Clyburn: ‘UnAmerican’ not to prioritize Medicaid expansion in spending package
House Majority Whip James Clyburn (D-S.C.) on Wednesday said it would be “unAmerican” not to prioritize Medicaid expansion in the Democrats’s social spending package amid an intra-party clash over health care priorities.
Clyburn is a leading advocate of including in President Biden’s Build Back Better plan a provision for the federal government to step in and provide Medicaid coverage in the 12 GOP-led states that have so far declined the coverage under the Affordable Care Act.
But with a limited amount of funds for a slew of health care priorities, there is tension with progressives, led by Sen. Bernie Sanders (I-Vt.), who are pushing for expanding Medicare to include dental, vision, and hearing coverage.
Clyburn on Wednesday made the case for prioritizing Medicaid over adding to Medicare, noting that Medicaid serves low-income people while Medicare serves seniors regardless of income, meaning it includes even “billionaires.”
“I think it would be unAmerican of us to continue to do the things that are necessary to get our economy back going and leave these 200,000 South Carolinians out, leave the Americans, the citizens in these 12 states, leave them behind as we go on to improve other parts of health care services in our country,” Clyburn said on a press call hosted by the group Protect Our Care.
Clyburn said Medicaid expansion in the 12 holdout states should not be “sacrificed as we add on to services for billionaires,” in Medicare.
The House package as it was released earlier this month came down on Clyburn’s side. It included a permanent expansion of Medicaid in those 12 states, while not starting Medicare dental benefits until 2028, to help save money in the short-term.
Sanders criticized the House measure for being too “drawn out” in starting the Medicare dental benefits.
Some progressives argue that both the Medicare and Medicaid provisions could be fully funded. But that might not be possible given the limited number of dollars, and especially given that demands from moderates like Sen. Joe Machin (D-W.Va.) appear to be shrinking the overall size of the package.
Manchin last week also raised concerns about adding Medicare benefits before shoring up the program’s existing finances.
“I want to make sure we are stabilizing what we have before we start going down this expansion role,” he told reporters.
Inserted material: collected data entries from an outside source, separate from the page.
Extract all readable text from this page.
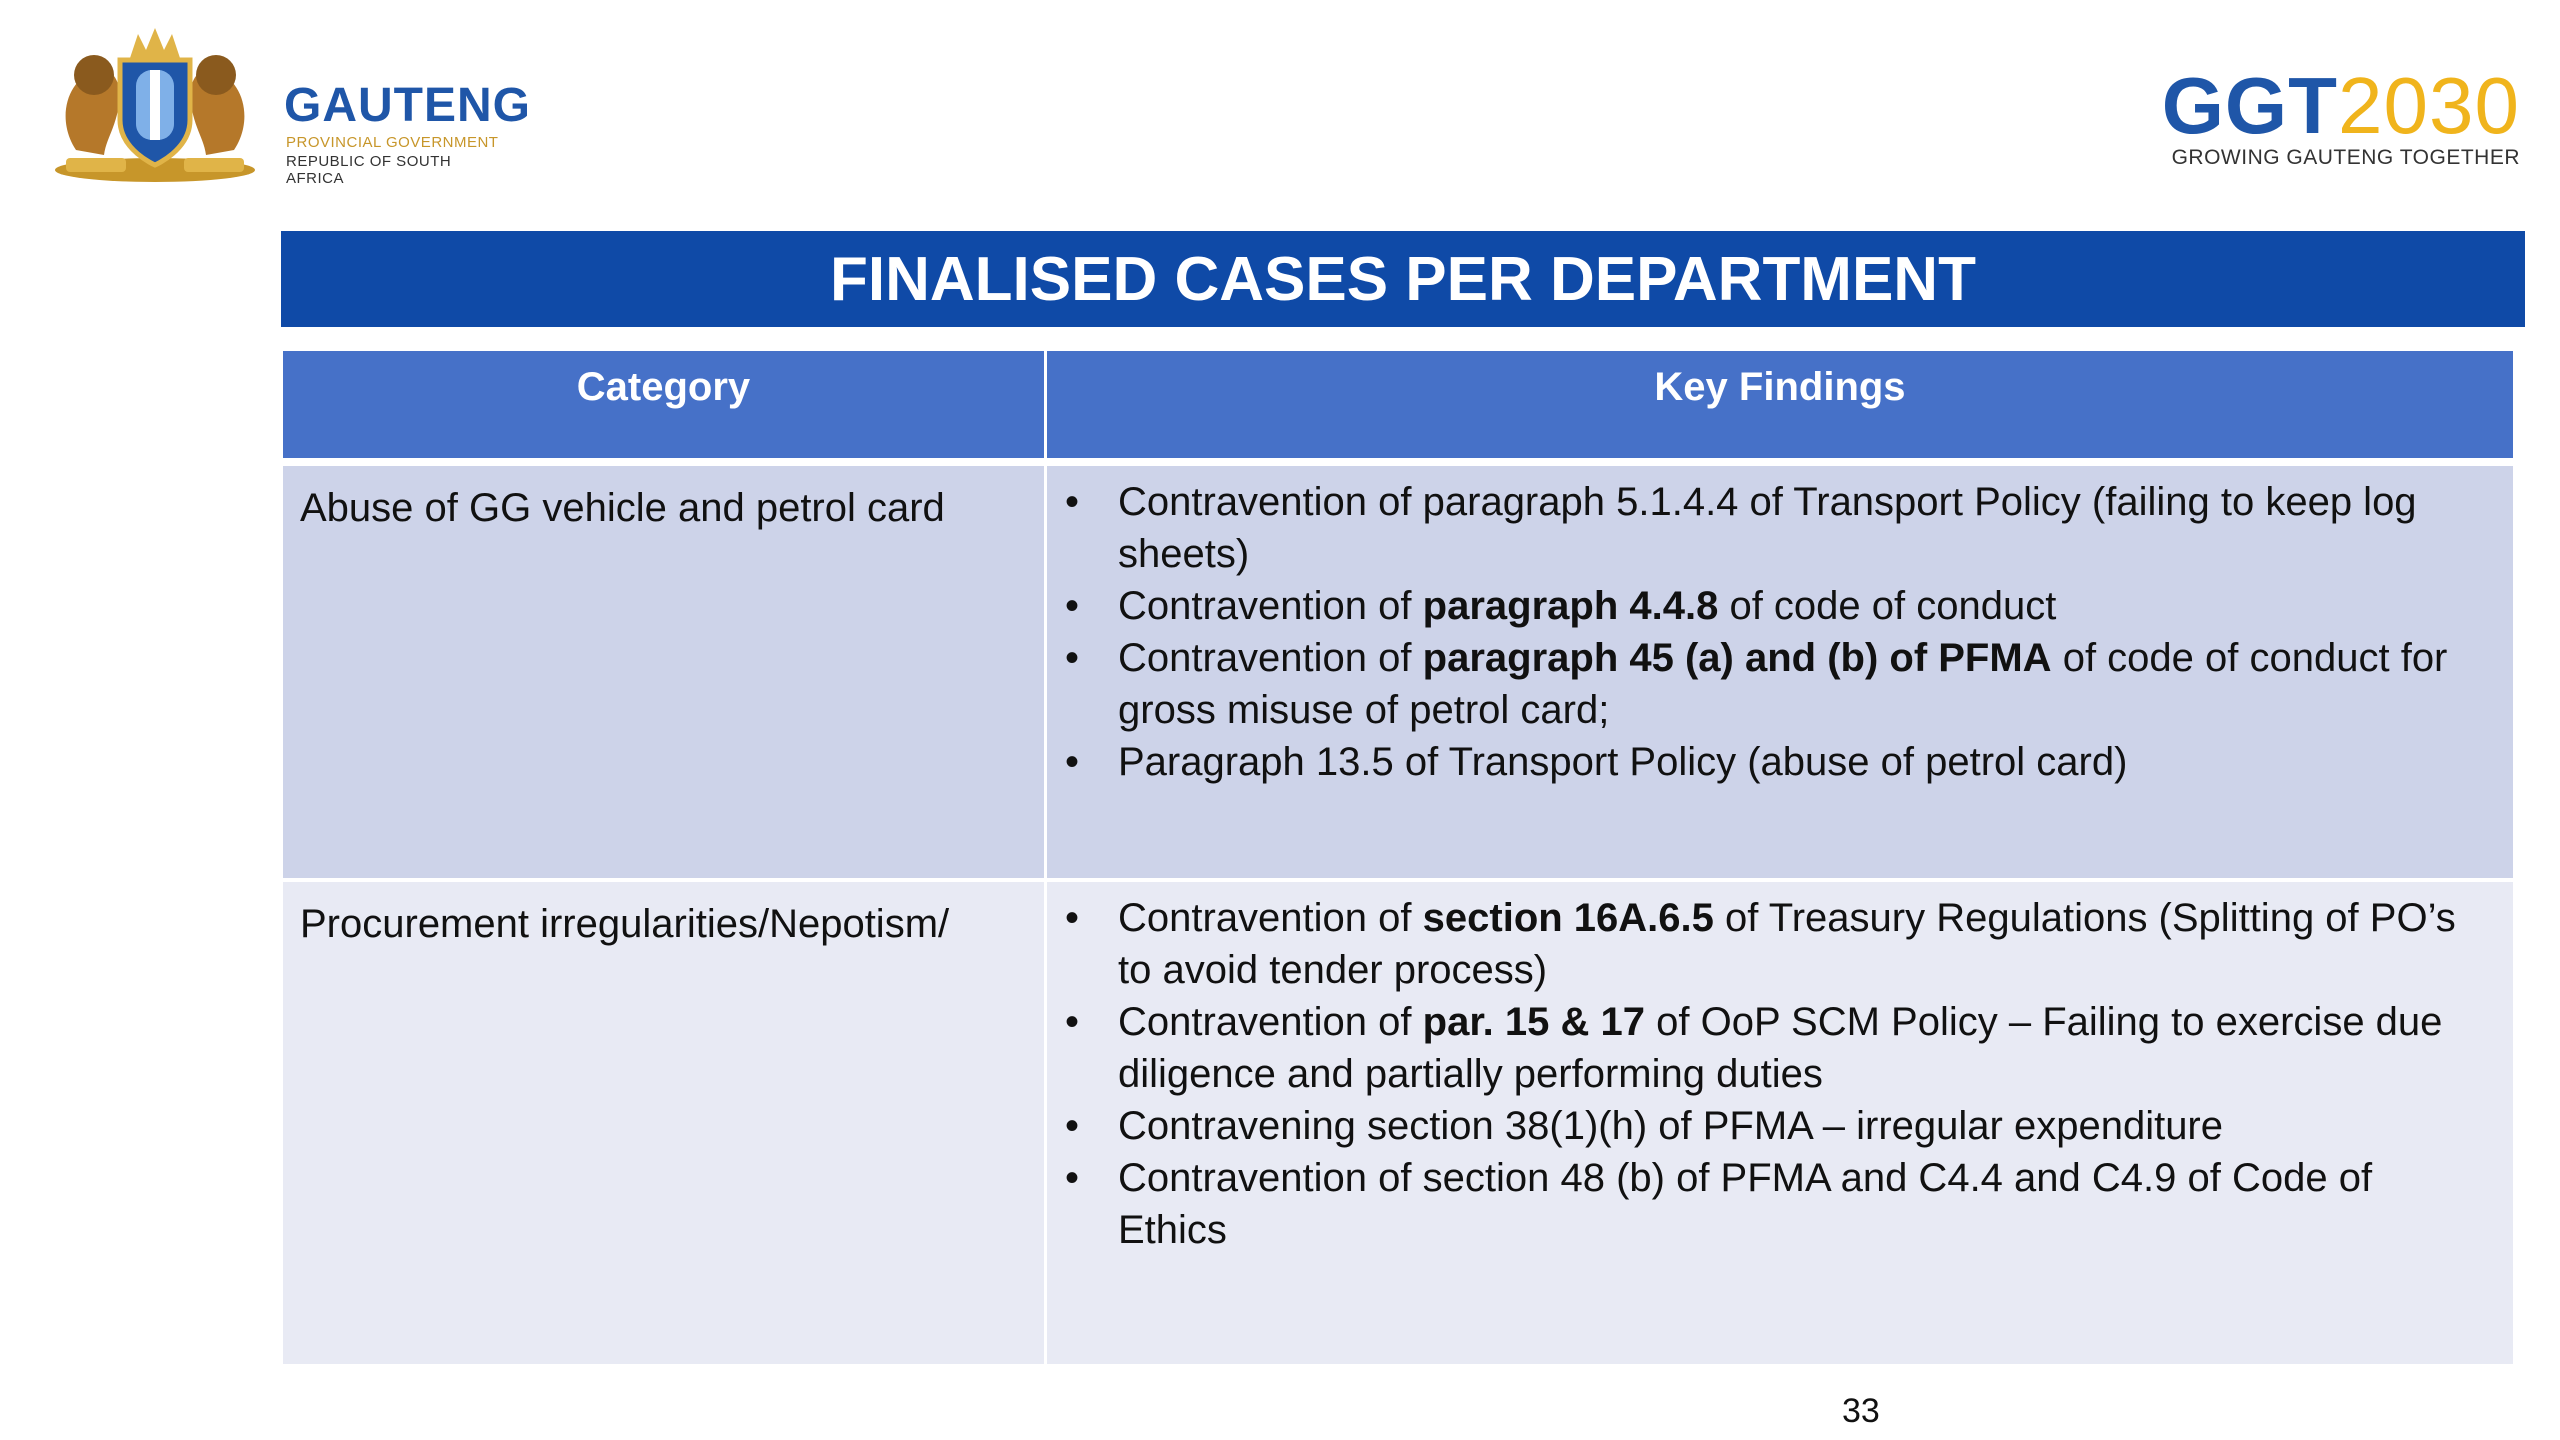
GAUTENG
PROVINCIAL GOVERNMENT
REPUBLIC OF SOUTH AFRICA
GGT2030
GROWING GAUTENG TOGETHER
FINALISED CASES PER DEPARTMENT
Category	Key Findings
Abuse of GG vehicle and petrol card	• Contravention of paragraph 5.1.4.4 of Transport Policy (failing to keep log sheets)
• Contravention of paragraph 4.4.8 of code of conduct
• Contravention of paragraph 45 (a) and (b) of PFMA of code of conduct for gross misuse of petrol card;
• Paragraph 13.5 of Transport Policy (abuse of petrol card)
Procurement irregularities/Nepotism/	• Contravention of section 16A.6.5 of Treasury Regulations (Splitting of PO’s to avoid tender process)
• Contravention of par. 15 & 17 of OoP SCM Policy – Failing to exercise due diligence and partially performing duties
• Contravening section 38(1)(h) of PFMA – irregular expenditure
• Contravention of section 48 (b) of PFMA and C4.4 and C4.9 of Code of Ethics
33
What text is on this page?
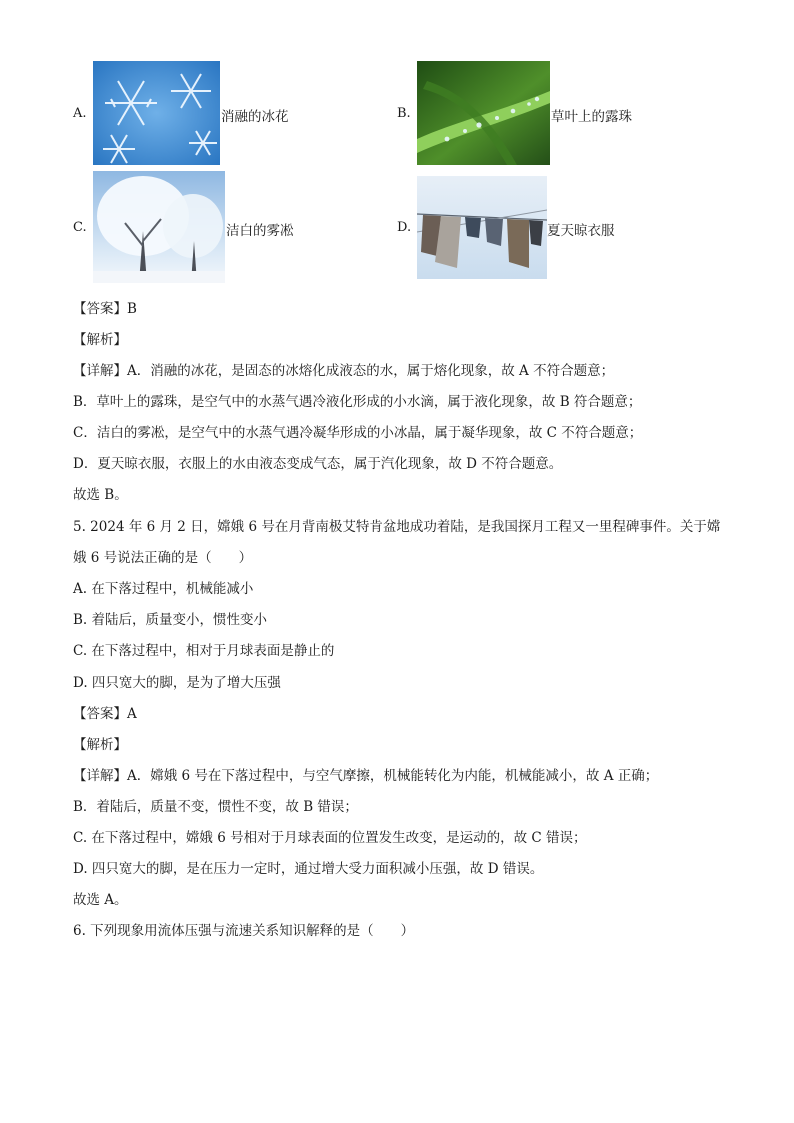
A.	消融的冰花	B.	草叶上的露珠
C.	洁白的雾凇	D.	夏天晾衣服
【答案】B
【解析】
【详解】A．消融的冰花，是固态的冰熔化成液态的水，属于熔化现象，故 A 不符合题意；
B．草叶上的露珠，是空气中的水蒸气遇冷液化形成的小水滴，属于液化现象，故 B 符合题意；
C．洁白的雾凇，是空气中的水蒸气遇冷凝华形成的小冰晶，属于凝华现象，故 C 不符合题意；
D．夏天晾衣服，衣服上的水由液态变成气态，属于汽化现象，故 D 不符合题意。
故选 B。
5. 2024 年 6 月 2 日，嫦娥 6 号在月背南极艾特肯盆地成功着陆，是我国探月工程又一里程碑事件。关于嫦
娥 6 号说法正确的是（　　）
A. 在下落过程中，机械能减小
B. 着陆后，质量变小，惯性变小
C. 在下落过程中，相对于月球表面是静止的
D. 四只宽大的脚，是为了增大压强
【答案】A
【解析】
【详解】A．嫦娥 6 号在下落过程中，与空气摩擦，机械能转化为内能，机械能减小，故 A 正确；
B．着陆后，质量不变，惯性不变，故 B 错误；
C. 在下落过程中，嫦娥 6 号相对于月球表面的位置发生改变，是运动的，故 C 错误；
D. 四只宽大的脚，是在压力一定时，通过增大受力面积减小压强，故 D 错误。
故选 A。
6. 下列现象用流体压强与流速关系知识解释的是（　　）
Further complicating the competing priorities is the push to extend enhanced financial assistance under ObamaCare that helps people afford their premiums, a priority for Speaker Nancy Pelosi (D-Calif.), who counts the Affordable Care Act as a major part of her legacy.
To squeeze priorities in with a limited amount of money, one potential option is shortening the duration of priorities like the Medicaid expansion, so the provision would be scheduled to phase out after a certain number of years unless Congress acted in the future.
Rep. Lauren Underwood (D-Ill.) pushed back on that idea on Wednesday’s press call, though, noting that Republicans might be in control of Congress then and allow the program to expire.
“Congressional Republicans have not embraced Medicaid expansion, I’ll say that,” she said.